José António Abreu: «Em Portugal como noutros países (afinal, que carreira fora da política teve François Hollande, essa momentaneamente imprescindível referência da esquerda?), os líderes políticos emergem dos partidos, pouco mais tendo feito na vida que não política. Nem sequer é difícil perceber a razão: muitos empresários e gestores preferem quedar-se na sombra, beneficiando de um regime de interesse mútuo, e os restantes, aqueles verdadeiramente dinâmicos e competentes, não têm tempo nem apetência para os meandros insalubres do jogo político (excepção feita a esse expoente da qualidade governativa e do conhecimento das necessidades dos cidadãos chamado Silvio Berlusconi, evidentemente).»

 

JPT: «Leio a nota que sua filha colocou ontem no seu tão cuidado blog Ofício Diário, anunciando-nos, aos fiéis leitores, a morte de Torquato da Luz.

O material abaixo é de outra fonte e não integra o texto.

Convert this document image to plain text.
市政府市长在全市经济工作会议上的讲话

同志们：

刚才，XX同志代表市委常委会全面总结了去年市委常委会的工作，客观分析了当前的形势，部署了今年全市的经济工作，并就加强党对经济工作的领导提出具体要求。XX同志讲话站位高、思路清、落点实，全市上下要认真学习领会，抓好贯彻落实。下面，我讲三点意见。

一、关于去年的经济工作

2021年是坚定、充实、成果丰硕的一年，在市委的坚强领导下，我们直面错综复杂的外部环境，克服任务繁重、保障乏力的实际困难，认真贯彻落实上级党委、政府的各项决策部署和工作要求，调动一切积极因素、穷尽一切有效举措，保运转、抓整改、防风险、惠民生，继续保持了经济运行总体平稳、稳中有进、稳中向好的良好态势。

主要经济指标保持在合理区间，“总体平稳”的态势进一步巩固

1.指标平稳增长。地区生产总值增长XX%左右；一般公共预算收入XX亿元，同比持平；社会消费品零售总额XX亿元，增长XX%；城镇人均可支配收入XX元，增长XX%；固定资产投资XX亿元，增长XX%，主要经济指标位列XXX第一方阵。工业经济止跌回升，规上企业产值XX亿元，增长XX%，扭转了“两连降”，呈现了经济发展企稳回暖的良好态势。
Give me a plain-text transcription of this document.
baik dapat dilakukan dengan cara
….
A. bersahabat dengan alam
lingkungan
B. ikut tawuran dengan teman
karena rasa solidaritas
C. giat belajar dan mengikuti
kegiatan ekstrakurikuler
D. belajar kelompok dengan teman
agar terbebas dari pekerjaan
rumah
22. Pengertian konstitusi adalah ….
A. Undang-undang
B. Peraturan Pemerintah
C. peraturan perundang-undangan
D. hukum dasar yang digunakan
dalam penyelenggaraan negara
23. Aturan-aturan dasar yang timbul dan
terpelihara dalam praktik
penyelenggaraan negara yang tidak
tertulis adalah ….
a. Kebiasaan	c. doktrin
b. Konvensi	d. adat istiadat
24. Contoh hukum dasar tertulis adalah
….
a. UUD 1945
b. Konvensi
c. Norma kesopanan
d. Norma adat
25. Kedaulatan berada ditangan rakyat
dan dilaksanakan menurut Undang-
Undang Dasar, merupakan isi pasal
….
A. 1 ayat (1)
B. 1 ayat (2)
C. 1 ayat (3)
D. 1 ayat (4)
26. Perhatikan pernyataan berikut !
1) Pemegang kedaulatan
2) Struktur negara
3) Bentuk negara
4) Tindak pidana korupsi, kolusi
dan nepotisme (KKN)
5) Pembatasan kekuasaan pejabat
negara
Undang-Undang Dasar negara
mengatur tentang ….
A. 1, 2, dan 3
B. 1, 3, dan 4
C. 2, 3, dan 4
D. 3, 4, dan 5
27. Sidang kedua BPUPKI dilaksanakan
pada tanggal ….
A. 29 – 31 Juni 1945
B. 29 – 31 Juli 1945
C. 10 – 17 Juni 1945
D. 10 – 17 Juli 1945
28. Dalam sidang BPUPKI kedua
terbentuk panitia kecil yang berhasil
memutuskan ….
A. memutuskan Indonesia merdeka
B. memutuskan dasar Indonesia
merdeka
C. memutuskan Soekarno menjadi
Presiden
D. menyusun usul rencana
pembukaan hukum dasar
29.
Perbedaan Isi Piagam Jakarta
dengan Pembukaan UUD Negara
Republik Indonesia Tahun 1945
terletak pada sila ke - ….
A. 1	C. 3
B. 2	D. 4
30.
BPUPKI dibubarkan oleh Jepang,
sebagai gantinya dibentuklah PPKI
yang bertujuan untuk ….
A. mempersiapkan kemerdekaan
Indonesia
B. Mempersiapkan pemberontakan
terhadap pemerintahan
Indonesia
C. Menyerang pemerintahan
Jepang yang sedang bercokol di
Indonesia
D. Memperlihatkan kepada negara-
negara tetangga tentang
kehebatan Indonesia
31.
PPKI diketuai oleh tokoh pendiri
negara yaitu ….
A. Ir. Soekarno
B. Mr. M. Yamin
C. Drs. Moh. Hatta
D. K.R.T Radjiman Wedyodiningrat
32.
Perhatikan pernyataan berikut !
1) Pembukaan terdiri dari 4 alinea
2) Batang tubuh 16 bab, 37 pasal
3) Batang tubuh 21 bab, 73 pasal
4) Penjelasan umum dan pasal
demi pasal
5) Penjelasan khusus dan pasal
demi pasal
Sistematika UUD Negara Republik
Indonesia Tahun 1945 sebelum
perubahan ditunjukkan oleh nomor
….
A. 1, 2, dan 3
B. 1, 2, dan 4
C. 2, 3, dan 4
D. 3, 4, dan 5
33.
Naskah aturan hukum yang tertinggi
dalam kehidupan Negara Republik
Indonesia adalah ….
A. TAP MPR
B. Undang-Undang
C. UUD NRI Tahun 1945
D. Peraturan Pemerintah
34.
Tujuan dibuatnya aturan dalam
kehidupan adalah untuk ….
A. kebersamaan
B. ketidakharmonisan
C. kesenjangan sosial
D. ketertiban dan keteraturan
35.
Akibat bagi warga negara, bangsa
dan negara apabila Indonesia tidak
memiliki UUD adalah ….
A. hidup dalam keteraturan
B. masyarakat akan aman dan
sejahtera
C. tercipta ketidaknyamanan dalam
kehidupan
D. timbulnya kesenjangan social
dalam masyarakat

Sabia-lhe o nome, o papel na imprensa portuguesa, em particular em tempos épicos da instauração da democracia. Mas foi nesse "Ofício Diário" que o conheci, acompanhando-o ali, onde durante anos, desde 2004, de um modo paciente, apaixonado e tão sóbrio, partilhou a sua poesia.»

 

Luís Menezes Leitão: «A subserviência e a falta de sentido de Estado dos nossos políticos perante a troika é algo que brada aos céus. António José Seguro anuncia uma moção de censura no Parlamento, mas antes mesmo de a apresentar escreve uma carta à troika, justificando que a moção é apenas dirigida ao Governo e explicando que nunca porá em causa o memorando. O Parlamento só debaterá assim a moção de censura depois de a troika sobre a mesma se pronunciar, o que leva a uma total menorização do Parlamento português perante instituições estrangeiras. Há efectivamente muitas razões para censurar o Governo mas, depois desta carta que escreveu, António José Seguro deveria era começar por censurar-se a si próprio.»